Are all of those numbers small enough to guarantee that the open ball around y is a subset of the rectangle?

Your suggest in the attempt part of post #1 mentions both a delta and an epsilon. No need for that. Just let y be an arbitrary point in the rectangle and find an r such that B(y,r) (the open ball around y with radius r) is a subset of the rectangle.

 

[Dick]

to find a ball that is in the rectangle with center y, we can imagine the ball as having radius b-y, y-a, d-y or y-c...

You've got the right idea, but if you take a point in (a,b)x(c,d) it's not just a number. It's a pair of numbers. Let's call it (x,y) instead. Now what are the choices of radii, and which radius do you choose?

 

[l888l888l888]

in an answer the first reply... anything bigger than those numbers would imply that the ball would have points inside it but not inside the rectangle... In an answer to the second reply... using (x,y) instead then a possible radius would be b-x, x-a, d-y, or y-c... we could choose b-x as the radius

 

[Dick]

in an answer the first reply... anything bigger than those numbers would imply that the ball would have points inside it but not inside the rectangle... In an answer to the second reply... using (x,y) instead then a possible radius would be b-x, x-a, d-y, or y-c... we could choose b-x as the radius

You wouldn't want to choose b-x as the radius if it were larger than x-a, would you? Wouldn't that make the ball contain points outside of the rectangle, as you said. How about choosing a minimum of those numbers?

 

[l888l888l888]

so letting z= min{b-x, x-a, d-y, y-c} now what?. Using this with the info from first replay. we can find a ball with radius z st the ball is contained in the rectangle.

 

[l888l888l888]

oh. have we completed the proof?

 

[Dick]

so letting z= min{b-x, x-a, d-y, y-c} now what?. Using this with the info from first replay. we can find a ball with radius z st the ball is contained in the rectangle.

Well, the ball around (x,y) of radius z would be contained in the open rectangle, right? It's radius is less than or equal to distance to any edge, yes?

 

[gb7nash]

so letting z= min{b-x, x-a, d-y, y-c} now what?. Using this with the info from first replay. we can find a ball with radius z st the ball is contained in the rectangle.

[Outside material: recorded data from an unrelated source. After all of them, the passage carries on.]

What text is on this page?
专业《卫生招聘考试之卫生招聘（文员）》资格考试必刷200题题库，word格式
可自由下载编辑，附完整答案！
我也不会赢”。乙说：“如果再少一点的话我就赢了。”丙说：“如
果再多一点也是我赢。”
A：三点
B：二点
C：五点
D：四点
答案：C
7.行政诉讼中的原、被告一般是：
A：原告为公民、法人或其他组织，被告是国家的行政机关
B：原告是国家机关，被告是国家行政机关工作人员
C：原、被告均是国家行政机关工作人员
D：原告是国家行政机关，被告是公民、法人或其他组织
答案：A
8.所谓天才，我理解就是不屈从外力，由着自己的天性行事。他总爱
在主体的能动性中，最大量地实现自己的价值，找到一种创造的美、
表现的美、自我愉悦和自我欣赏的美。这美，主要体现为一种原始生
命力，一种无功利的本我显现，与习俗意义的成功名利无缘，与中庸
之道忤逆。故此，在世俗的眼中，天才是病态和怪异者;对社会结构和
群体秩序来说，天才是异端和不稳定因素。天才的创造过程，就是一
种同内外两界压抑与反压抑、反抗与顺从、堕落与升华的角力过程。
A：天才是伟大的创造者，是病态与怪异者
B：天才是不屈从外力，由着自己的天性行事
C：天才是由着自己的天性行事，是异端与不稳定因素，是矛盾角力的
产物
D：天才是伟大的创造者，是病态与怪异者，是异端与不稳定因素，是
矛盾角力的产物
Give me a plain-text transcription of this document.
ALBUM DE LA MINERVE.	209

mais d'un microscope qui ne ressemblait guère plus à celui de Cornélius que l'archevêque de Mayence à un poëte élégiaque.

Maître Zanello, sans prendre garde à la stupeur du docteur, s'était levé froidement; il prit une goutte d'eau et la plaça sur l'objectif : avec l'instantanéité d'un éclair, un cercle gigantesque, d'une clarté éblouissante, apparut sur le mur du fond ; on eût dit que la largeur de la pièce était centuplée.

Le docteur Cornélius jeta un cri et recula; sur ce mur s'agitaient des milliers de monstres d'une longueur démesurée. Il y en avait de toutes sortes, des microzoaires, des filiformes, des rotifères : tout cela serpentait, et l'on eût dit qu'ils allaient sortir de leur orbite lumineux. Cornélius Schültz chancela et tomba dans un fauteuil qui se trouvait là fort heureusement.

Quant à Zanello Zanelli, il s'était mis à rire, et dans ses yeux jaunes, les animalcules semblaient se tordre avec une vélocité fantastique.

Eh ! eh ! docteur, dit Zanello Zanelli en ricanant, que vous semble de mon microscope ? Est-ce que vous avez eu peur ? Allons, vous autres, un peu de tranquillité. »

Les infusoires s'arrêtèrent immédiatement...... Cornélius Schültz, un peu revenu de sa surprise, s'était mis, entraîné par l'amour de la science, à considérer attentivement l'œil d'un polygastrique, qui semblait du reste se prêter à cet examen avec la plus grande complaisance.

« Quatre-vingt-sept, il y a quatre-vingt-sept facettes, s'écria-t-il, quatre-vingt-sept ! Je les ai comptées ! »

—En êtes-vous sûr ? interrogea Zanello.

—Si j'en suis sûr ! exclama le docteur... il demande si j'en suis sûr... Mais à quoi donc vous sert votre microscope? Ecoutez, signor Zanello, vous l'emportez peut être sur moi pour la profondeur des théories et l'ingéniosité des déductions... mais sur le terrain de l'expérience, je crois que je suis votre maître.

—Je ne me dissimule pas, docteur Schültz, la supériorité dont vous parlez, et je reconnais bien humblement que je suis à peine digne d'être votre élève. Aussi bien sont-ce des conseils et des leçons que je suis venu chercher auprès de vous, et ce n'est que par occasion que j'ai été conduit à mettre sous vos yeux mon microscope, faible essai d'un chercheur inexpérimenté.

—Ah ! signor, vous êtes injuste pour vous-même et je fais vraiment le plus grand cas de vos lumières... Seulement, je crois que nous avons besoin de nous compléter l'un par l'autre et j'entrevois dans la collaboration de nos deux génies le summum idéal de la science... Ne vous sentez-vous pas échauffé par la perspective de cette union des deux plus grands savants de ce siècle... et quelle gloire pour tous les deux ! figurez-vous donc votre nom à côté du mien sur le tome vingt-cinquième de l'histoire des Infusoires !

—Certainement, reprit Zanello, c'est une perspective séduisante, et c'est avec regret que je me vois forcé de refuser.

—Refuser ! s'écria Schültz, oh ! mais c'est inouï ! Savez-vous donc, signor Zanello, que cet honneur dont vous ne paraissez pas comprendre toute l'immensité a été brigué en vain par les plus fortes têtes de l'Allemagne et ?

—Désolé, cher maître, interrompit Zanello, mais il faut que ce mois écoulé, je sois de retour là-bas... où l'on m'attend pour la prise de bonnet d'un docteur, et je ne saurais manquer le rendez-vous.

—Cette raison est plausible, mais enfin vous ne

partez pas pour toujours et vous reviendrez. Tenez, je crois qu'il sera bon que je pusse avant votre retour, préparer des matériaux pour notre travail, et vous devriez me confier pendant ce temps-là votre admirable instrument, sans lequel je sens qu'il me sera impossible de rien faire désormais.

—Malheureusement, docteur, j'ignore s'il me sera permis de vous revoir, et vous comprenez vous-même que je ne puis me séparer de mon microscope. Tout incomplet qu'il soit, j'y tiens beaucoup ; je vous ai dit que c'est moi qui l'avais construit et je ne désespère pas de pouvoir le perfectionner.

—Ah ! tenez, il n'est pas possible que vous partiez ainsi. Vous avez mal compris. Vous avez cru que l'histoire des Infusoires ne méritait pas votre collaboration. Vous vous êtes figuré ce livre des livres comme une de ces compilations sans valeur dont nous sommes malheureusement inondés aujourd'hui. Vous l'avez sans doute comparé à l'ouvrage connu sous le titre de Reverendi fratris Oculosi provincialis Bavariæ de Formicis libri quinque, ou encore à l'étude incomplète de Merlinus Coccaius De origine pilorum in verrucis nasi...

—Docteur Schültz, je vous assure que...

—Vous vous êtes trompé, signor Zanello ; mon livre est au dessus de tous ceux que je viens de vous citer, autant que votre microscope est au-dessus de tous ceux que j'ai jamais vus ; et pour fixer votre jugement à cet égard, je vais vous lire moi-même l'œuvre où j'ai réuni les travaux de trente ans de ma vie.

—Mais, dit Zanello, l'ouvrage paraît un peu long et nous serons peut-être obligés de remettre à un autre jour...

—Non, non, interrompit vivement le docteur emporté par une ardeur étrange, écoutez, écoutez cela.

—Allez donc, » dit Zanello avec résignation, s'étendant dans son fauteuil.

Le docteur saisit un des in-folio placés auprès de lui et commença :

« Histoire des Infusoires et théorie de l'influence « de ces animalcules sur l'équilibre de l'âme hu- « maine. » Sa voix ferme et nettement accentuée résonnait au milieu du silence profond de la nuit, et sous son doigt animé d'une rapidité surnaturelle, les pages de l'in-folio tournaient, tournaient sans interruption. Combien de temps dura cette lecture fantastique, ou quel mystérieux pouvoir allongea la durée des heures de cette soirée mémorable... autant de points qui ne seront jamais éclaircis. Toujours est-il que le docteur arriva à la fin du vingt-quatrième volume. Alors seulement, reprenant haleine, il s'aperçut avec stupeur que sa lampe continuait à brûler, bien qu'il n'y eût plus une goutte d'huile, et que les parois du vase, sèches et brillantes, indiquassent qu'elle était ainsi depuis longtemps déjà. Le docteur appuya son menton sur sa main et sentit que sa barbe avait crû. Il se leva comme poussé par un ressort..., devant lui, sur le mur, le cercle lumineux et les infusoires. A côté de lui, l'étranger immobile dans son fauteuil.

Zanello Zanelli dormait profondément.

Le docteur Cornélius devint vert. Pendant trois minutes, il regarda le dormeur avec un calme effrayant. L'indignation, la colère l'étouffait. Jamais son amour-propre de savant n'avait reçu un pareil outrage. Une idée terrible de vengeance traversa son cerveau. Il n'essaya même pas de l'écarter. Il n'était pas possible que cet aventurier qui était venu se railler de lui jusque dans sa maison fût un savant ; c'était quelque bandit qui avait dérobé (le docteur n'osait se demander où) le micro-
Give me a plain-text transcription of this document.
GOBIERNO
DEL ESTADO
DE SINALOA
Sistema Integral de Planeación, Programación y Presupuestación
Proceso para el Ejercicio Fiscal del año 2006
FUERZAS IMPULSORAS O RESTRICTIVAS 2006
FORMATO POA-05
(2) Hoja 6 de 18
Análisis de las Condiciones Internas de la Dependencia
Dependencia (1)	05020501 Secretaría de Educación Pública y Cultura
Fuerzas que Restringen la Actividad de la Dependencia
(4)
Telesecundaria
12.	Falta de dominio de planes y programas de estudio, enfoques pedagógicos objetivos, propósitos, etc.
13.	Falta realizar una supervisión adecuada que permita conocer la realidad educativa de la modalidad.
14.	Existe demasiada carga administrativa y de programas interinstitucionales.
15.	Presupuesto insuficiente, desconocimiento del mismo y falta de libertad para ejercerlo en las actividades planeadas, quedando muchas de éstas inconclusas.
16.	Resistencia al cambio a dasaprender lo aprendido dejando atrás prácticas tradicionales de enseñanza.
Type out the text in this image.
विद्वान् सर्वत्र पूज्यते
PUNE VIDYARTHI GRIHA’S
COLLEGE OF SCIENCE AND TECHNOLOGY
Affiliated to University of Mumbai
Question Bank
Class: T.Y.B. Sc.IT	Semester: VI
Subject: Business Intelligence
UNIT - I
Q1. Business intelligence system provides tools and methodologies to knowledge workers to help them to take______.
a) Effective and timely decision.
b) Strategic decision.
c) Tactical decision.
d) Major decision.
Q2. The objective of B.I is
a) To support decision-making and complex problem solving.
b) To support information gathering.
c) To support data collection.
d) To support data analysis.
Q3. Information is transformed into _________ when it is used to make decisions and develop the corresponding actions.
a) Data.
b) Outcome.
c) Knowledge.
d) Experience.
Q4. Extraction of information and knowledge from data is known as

Since your open ball centered at (x,y) with radius z is entirely contained in (a,b)x(c,d), what can you conclude?

 

[l888l888l888]

I have another question about open sets. Is it possible in a metric space containing more than one point to have only the empty set and the the metric space itself as it's open sets? I say no because if you pick a point that point itself with the area around it is a subset of the metric space and u can always find a ball around it with radius small enough such that that ball is in the subset... What do you guys think>

 

[gb7nash]

I have another question about open sets. Is it possible in a metric space containing more than one point to have only the empty set and the the metric space itself as it's open sets? I say no because if you pick a point that point itself with the area around it is a subset of the metric space and u can always find a ball around it with radius small enough such that that ball is in the subset... What do you guys think>

Absolutely right.

For any open set, you can always find a smaller set that's open. Just pick an arbitary point (call it x) in the set. By the definition of open, x is an interior point. Choose a radius that's small enough and create an open ball around x. This open ball is a subset of the entire set and it is not equal to the entire set.